Discussion in 'Educational Resources' started by vladiator, Dec 2, 2003.

  1. What happened to that "Beyond random walk" book thread I started a while ago? Seems like it vanished into thin air. Not that I particularly feel attached to it or anything, but I keep getting PM'ed by people looking for that thread.
    Was there something said that was inappropriate? Weird. I have seen threads closed for being full of nasty attacks and nothing constructive. Even then - closed, not deleted :D
    Seems like it was contributing smth constructive to the membership. I had doubts about posting this inquiry b/c some people (most of whom are already on my ignore list, luckily) will just get an extra reason to attack me unnecessarily. But given the PM's I got, I figured I'd at least ask...

    PS Oh, wait, I know. I think it's b/c I said in the last post that it'd be nice if ET had a feature that showed the number of ignore lists a poster was on, right next to the number of posts :D
    Let's see if this one disappears, then I'll know for sure whether this was it....
  2. that is a great idea IMO.

  3. Pure genious! That's a GREAT idea. The trolls may disagree :D

  4. It was deleted because barring the first post everything degenerated in to pissing contest .
    I am opening this thread and changing the name to reflect the book discussion.
  5. Beyond the Random Walk: A Guide to Stock Market Anomalies and Low Risk Investing
    By Vijay Singal
    Is the book being referred to in the above discussion. I read it over the weekend. It has some good ideas which have been around for some years. The book is not in my opinion as good as the amazon reviews suggest.
    You can also see a review here.
  6. after reading this review i have to wonder why is Vlad pushing the hell out of this book? :D
  7. I have just recently read “Beyond the Random Walk” by Vijay Singal. At first I was impressed by the statistical support given to the claims of high probability strategies. However, after a closer look at the strategy implementation for "Short-Term Price Drift", which I was interested in trying, I'm not so impressed anymore.

    I found that the instructions for conducting the stock screening process to be very weak, ambiguous and seemingly very difficult, if not impossible, to carry out exactly as needed. Unfortunately, Singal simply reveals the strategy's stock screening criteria but fails to explain exactly how to get this complicated process done. He does mention using Quotes-Plus database software to perform an initial screen, but after that there is no mention of what method or technique to use for the rest of the screening process.

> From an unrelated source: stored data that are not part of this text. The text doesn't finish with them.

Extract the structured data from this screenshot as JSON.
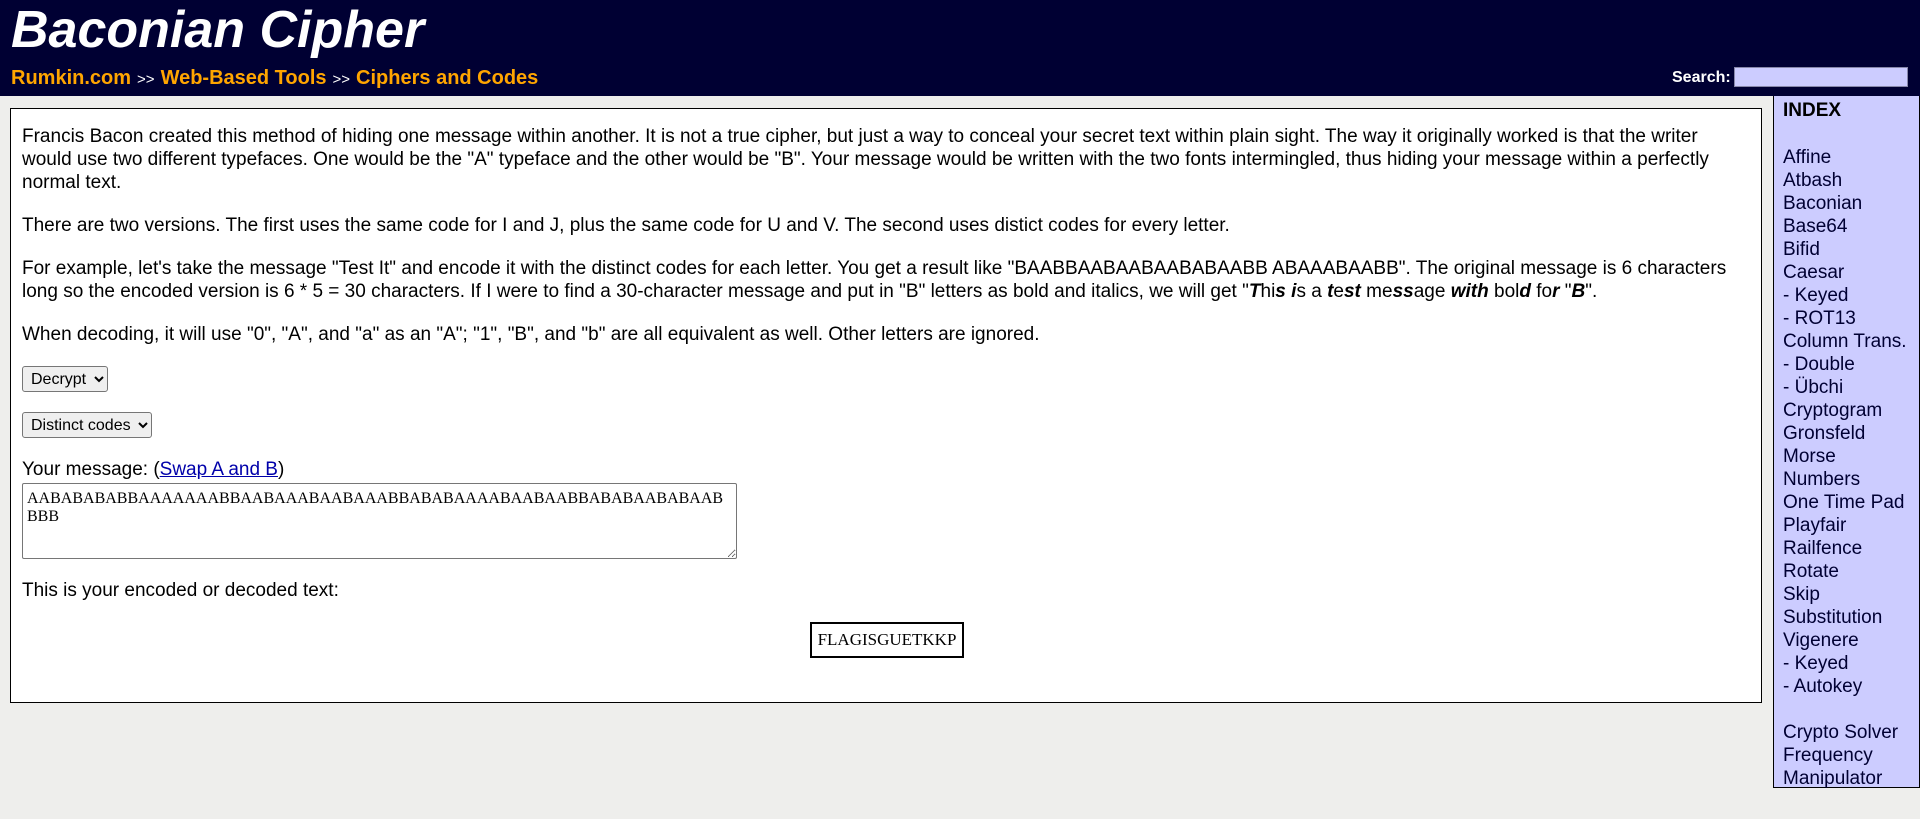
{
  "header": {
    "title": "Baconian Cipher",
    "breadcrumb": [
      "Rumkin.com",
      "Web-Based Tools",
      "Ciphers and Codes"
    ],
    "separator": ">>",
    "search_label": "Search:"
  },
  "content": {
    "para1": "Francis Bacon created this method of hiding one message within another. It is not a true cipher, but just a way to conceal your secret text within plain sight. The way it originally worked is that the writer would use two different typefaces. One would be the \"A\" typeface and the other would be \"B\". Your message would be written with the two fonts intermingled, thus hiding your message within a perfectly normal text.",
    "para2": "There are two versions. The first uses the same code for I and J, plus the same code for U and V. The second uses distict codes for every letter.",
    "para3_pre": "For example, let's take the message \"Test It\" and encode it with the distinct codes for each letter. You get a result like \"BAABBAABAABAABABAABB ABAAABAABB\". The original message is 6 characters long so the encoded version is 6 * 5 = 30 characters. If I were to find a 30-character message and put in \"B\" letters as bold and italics, we will get \"",
    "para3_post": "\".",
    "para4": "When decoding, it will use \"0\", \"A\", and \"a\" as an \"A\"; \"1\", \"B\", and \"b\" are all equivalent as well. Other letters are ignored.",
    "mode_select": {
      "selected": "Decrypt"
    },
    "codes_select": {
      "selected": "Distinct codes"
    },
    "message_label_pre": "Your message: (",
    "swap_link": "Swap A and B",
    "message_label_post": ")",
    "message_value": "AABABABABBAAAAAAABBAABAAABAABAAABBABABAAAABAABAABBABABAABABAABBBB",
    "result_label": "This is your encoded or decoded text:",
    "result_value": "FLAGISGUETKKP"
  },
  "example_segments": [
    {
      "t": "T",
      "s": "bi"
    },
    {
      "t": "h",
      "s": ""
    },
    {
      "t": "i",
      "s": ""
    },
    {
      "t": "s",
      "s": "bi"
    },
    {
      "t": " ",
      "s": ""
    },
    {
      "t": "i",
      "s": "bi"
    },
    {
      "t": "s",
      "s": ""
    },
    {
      "t": " a ",
      "s": ""
    },
    {
      "t": "t",
      "s": "bi"
    },
    {
      "t": "e",
      "s": ""
    },
    {
      "t": "st",
      "s": "bi"
    },
    {
      "t": " me",
      "s": ""
    },
    {
      "t": "ss",
      "s": "bi"
    },
    {
      "t": "a",
      "s": ""
    },
    {
      "t": "g",
      "s": ""
    },
    {
      "t": "e ",
      "s": ""
    },
    {
      "t": "with",
      "s": "bi"
    },
    {
      "t": " bol",
      "s": ""
    },
    {
      "t": "d",
      "s": "bi"
    },
    {
      "t": " fo",
      "s": ""
    },
    {
      "t": "r",
      "s": "bi"
    },
    {
      "t": " \"",
      "s": ""
    },
    {
      "t": "B",
      "s": "bi"
    }
  ],
  "index": {
    "title": "INDEX",
    "group1": [
      "Affine",
      "Atbash",
      "Baconian",
      "Base64",
      "Bifid",
      "Caesar",
      "- Keyed",
      "- ROT13",
      "Column Trans.",
      "- Double",
      "- Übchi",
      "Cryptogram",
      "Gronsfeld",
      "Morse",
      "Numbers",
      "One Time Pad",
      "Playfair",
      "Railfence",
      "Rotate",
      "Skip",
      "Substitution",
      "Vigenere",
      "- Keyed",
      "- Autokey"
    ],
    "group2": [
      "Crypto Solver",
      "Frequency",
      "Manipulator"
    ]
  }
}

I feel that Singal has been very negligent in this regard, as the remainder of the screening process involves making some very complicated comparisons between "market adjusted" daily stock price and volume for the previous 12 months of daily stock data.

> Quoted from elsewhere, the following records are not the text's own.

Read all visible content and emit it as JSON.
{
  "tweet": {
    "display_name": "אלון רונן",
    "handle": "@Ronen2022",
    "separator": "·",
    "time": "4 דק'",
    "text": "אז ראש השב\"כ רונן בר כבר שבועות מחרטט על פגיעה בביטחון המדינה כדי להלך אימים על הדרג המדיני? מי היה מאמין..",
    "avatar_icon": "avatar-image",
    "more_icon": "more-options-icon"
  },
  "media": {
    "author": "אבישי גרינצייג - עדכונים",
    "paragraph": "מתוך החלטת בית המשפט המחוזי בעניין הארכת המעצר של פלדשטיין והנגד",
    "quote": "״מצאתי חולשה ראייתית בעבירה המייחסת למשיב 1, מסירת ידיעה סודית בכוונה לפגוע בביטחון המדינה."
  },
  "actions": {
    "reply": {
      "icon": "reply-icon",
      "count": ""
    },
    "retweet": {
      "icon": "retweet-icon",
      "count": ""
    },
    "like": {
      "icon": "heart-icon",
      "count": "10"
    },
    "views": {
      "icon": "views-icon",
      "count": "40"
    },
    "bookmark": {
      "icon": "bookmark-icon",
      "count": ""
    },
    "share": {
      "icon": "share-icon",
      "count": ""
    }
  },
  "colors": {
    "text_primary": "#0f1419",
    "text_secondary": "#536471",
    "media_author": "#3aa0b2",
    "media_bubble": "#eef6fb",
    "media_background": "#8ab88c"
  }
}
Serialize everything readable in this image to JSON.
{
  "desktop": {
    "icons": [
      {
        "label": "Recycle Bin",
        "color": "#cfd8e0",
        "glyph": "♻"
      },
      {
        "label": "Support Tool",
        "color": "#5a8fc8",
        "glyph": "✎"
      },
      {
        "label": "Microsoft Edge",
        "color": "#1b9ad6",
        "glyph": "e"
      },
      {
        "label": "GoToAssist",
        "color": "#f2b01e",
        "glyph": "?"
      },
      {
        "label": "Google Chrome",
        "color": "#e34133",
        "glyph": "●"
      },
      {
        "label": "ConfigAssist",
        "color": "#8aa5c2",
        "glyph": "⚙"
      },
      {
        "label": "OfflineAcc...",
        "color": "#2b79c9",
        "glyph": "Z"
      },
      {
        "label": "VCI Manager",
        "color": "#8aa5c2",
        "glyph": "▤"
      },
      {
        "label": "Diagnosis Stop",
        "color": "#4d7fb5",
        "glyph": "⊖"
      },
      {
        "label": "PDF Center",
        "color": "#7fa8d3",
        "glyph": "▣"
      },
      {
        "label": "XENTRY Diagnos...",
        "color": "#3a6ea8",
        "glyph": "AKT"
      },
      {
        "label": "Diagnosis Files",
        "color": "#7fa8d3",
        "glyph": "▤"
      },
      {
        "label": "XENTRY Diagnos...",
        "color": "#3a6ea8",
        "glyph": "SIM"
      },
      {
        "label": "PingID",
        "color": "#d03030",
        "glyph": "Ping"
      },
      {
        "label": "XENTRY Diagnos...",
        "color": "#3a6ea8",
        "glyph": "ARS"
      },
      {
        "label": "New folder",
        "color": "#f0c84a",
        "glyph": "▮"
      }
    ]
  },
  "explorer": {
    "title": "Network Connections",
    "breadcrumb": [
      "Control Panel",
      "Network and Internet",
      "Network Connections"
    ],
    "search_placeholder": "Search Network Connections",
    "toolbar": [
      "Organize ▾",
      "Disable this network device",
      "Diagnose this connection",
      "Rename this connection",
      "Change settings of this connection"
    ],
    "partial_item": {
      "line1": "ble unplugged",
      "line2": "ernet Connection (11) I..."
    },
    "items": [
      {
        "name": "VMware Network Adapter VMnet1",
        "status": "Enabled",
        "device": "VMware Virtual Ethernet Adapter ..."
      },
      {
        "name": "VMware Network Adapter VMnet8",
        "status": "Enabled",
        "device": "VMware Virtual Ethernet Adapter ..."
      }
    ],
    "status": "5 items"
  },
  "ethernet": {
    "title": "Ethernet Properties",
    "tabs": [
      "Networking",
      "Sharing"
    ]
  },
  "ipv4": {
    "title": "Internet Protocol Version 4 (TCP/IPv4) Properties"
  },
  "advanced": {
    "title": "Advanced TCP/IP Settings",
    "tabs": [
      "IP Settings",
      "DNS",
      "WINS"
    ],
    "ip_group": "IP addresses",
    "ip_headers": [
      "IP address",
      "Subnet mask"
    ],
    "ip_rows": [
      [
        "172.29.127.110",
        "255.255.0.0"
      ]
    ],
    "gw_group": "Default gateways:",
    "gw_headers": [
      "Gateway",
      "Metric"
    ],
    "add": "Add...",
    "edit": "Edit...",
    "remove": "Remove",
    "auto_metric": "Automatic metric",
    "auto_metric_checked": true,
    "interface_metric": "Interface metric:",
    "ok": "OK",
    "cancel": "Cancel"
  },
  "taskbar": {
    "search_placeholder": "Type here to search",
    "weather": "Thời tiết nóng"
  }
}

    It’s one thing to write a book on a theoretical strategy, but if you’re not going to back it up with clear, practical explanations of how to implement the strategy, what’s the point?

    OK, now that finished with my slagging rant on Singal – has anyone out there been able to decipher the chapter on "Short-Term Price Drift"? Has anyone actually been able to carry out the entire screening process from beginning to end exactly as instructed?” If you have, I would greatly appreciate your advice on conducting this complicated procedure.

    Finally - I would be interested in hearing from anyone that would like to share their experiences with trading any of the book’s strategies, or any other comments you have on this topic.
  8. I have this book on my shelf and after reviewing the chapter all I can say is:

    If you need to be spoon fed, you'll be going hungry for a long time to come.
  9. nitro


    I enjoyed this book very much, and IMO, it is an instant classic.

  10. Haven't read the book, however Mark Fisher's "Logical Trader"is about there being no "random walk". That was the thesis he wrote at Wharton.